「諏訪古事記 番外編その7」

ハチの散歩をしている途中で道路脇の工事現場に何気なく視線を向けた瞬間、いきなり心臓がドキッとして、何だかものすごい幸せ感につつまれました。
えっ、何?
それであわてて理由を探したらすぐに判明しました。これか。
そこには建て替え用の長い電柱が4本並んで置いてあったんです。諏訪のオンバシラ置き場とダブったのでしょう。
オンバシラ病はかなり進行しているようです。

諏訪湖から流れ出る天竜川は浜松まで南下して太平洋にそそぎます。
諏訪への文化の流入は現代人の考えで地図を見ると、どうしても尾張や美濃を通り………現在の名古屋界隈から岐阜県の多治見や中津川を抜け、木曽川沿い(中山道)を北上して諏訪入りしたように思えてしまいますが、当時の移動は船が主流ですので天竜川沿いを北上して諏訪に向かったのでしょう。

子供のころ、三河(愛知県東部)や遠江(とおとうみ:静岡県西部)には牛川原人とか三ヶ日原人がいたと教えられましたが、現在では浜松市北部で出土した浜北人(浜北原人とは呼ばないそうです)がもっとも古いとされています。
炭素年代測定によると1万8千年前と1万4千年前の人骨らしく、旧石器時代に生きた人です。
あと、ナゼかトラらしき頭骨なども出土していて、かつては日本列島にもトラの仲間がいた証拠ですので、もし彼らが滅びてなければ今でも日本にトラとかヒョウがいることになります。うひょう、そうなんだ。

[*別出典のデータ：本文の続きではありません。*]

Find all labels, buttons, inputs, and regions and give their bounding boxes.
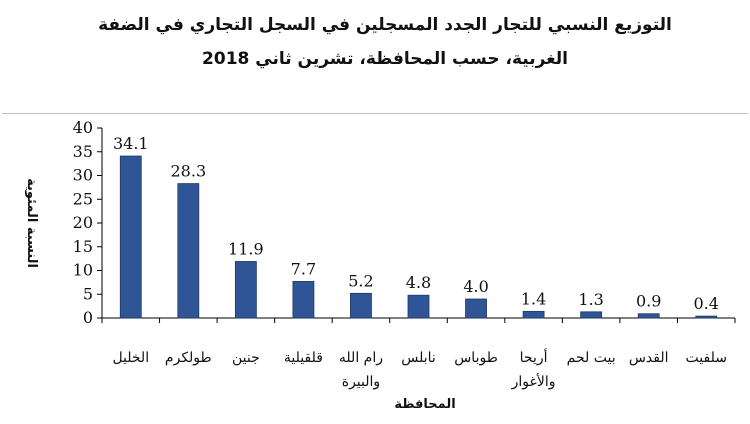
- x-tick-label: والأغوار: [511, 372, 556, 390]
- title-divider: [2, 113, 748, 114]
- data-label: 1.4: [521, 289, 546, 308]
- data-label: 7.7: [291, 259, 316, 278]
- x-tick-label: نابلس: [401, 350, 436, 366]
- data-label: 5.2: [348, 271, 373, 290]
- y-tick-label: 40: [73, 118, 93, 137]
- x-tick-label: قلقيلية: [284, 350, 323, 366]
- y-tick-label: 35: [73, 142, 93, 161]
- x-tick-label: الخليل: [112, 350, 149, 366]
- data-label: 0.9: [636, 292, 661, 311]
- bar: [234, 261, 257, 319]
- bar: [350, 292, 372, 319]
- x-tick-label: والبيرة: [342, 374, 380, 390]
- y-tick-label: 15: [73, 237, 93, 256]
- bar: [292, 281, 315, 319]
- bar: [407, 294, 430, 319]
- data-label: 34.1: [113, 134, 149, 153]
- y-tick-label: 25: [73, 189, 93, 208]
- bar: [177, 183, 200, 319]
- x-tick-label: جنين: [232, 350, 260, 366]
- x-tick-label: القدس: [629, 350, 669, 366]
- x-tick-label: رام الله: [339, 350, 383, 366]
- bar: [119, 155, 142, 319]
- bar: [637, 313, 660, 319]
- data-label: 28.3: [171, 162, 207, 181]
- y-axis-title: النسبة المئوية: [24, 178, 39, 268]
- bar: [580, 311, 603, 319]
- chart-title: التوزيع النسبي للتجار الجدد المسجلين في …: [98, 15, 672, 69]
- data-label: 1.3: [578, 290, 603, 309]
- y-tick-label: 5: [83, 284, 93, 303]
- x-tick-label: طولكرم: [165, 350, 212, 366]
- x-tick-label: سلفيت: [686, 350, 727, 366]
- data-label: 11.9: [228, 239, 264, 258]
- data-label: 4.8: [406, 273, 431, 292]
- bar: [695, 315, 718, 319]
- x-tick-label: أريحا: [520, 347, 548, 366]
- x-tick-label: بيت لحم: [567, 350, 616, 366]
- bar: [465, 298, 487, 319]
- x-axis-title: المحافظة: [394, 397, 455, 412]
- bar: [522, 310, 545, 319]
- y-tick-label: 30: [73, 166, 93, 185]
- y-tick-label: 10: [73, 261, 93, 280]
- x-tick-label: طوباس: [454, 350, 498, 366]
- data-label: 0.4: [694, 294, 719, 313]
- y-tick-label: 20: [73, 213, 93, 232]
- data-label: 4.0: [463, 277, 488, 296]
- y-tick-label: 0: [83, 308, 93, 327]
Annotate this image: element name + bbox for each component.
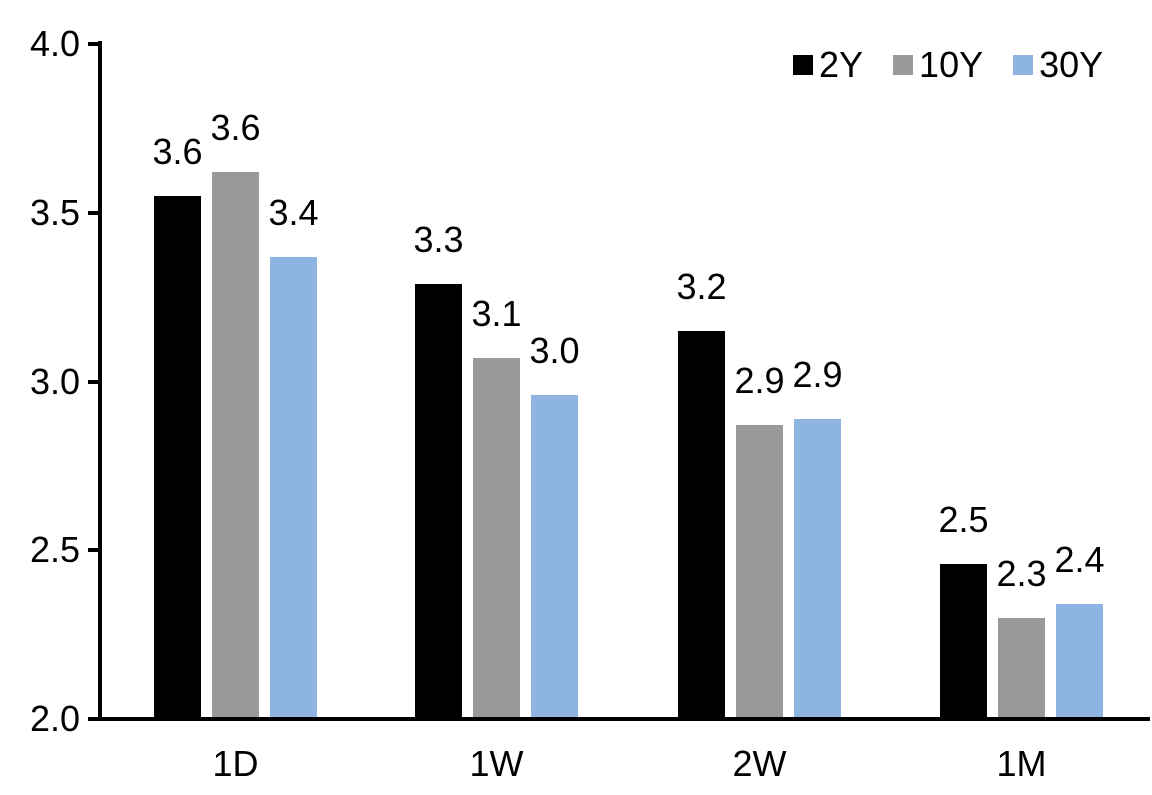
bar-2y-1m — [940, 563, 987, 717]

旧石器時代の人骨が見つかっているのでこの地には大昔から人が暮らしていたわけですが、浜松では弥生時代の銅鐸も20個以上出土していまして、銅鐸が出てきた箇所が日本で一番多い地域でもあります。
しかも三遠(三河と遠江のこと)式とサザエさん型の近畿式の両方が見つかってますが、銅鐸と諏訪は残念ながらあまり縁がありません。
諏訪の地が銅鐸文化の流入を拒否していたのでしょうか。

弥生時代が終わり古墳時代に入っても諏訪は朝廷にとって「まつろわぬ者どもの地」ですので、前方後円墳は青塚古墳の1基だけ。
それも下社(春宮・秋宮)地区にあり、特に朝廷への反発が強かった上社(前宮・本宮)地区にはまったくありません。
これ、非常に面白いです。

さて、浜松市の資料館には江戸時代の地図が展示してありまして、天竜川の流れが現在とはずいぶん違っていたことが判ります。
これは明治維新前後に天竜川の流れを浜松市の手前で大きく東へ迂回させることで、浜松に大きく平坦な地を確保したそうなんです。
ですから現在の天竜川はその箇所に急カーブがあり、2011年8月に遊覧船の転覆事故が起きています。
ちょうど浜松で小嶋さちほさんとのイベントがあったため、現場へ慰霊に訪れました。

それで、流れを変える前の天竜川の河口は今よりも西側で、浜名湖と隣接していたかもしれず、船でこのあたりまでたどり着いた人々は、太平洋からすんなり上流域へむけて遡上できたのでしょう。
それにしても浜松・浜北・三ヶ日あたりも調べ始めると面白いですし、すぐ西隣の愛知県三河地区へは晩年の持統天皇が1ヶ月ほどかけて行幸したとか、息子の草壁皇子を三河に派遣したとか、孫の軽皇子を3年間常駐させたとか、興味深い話があります。
しかし近ごろ、持統天皇は即位してなかったであろうとの考えが強くなってきていて、だったら天皇は誰だったんだ?
はい、おそらく高市(たけち)皇子が即位していたのでしょう。
あるいは高市を持統と呼んでいたのかもしれず、だとしたら持統は高市のことになるんですが、諏訪とは離れすぎるのでその話はまた別の機会に。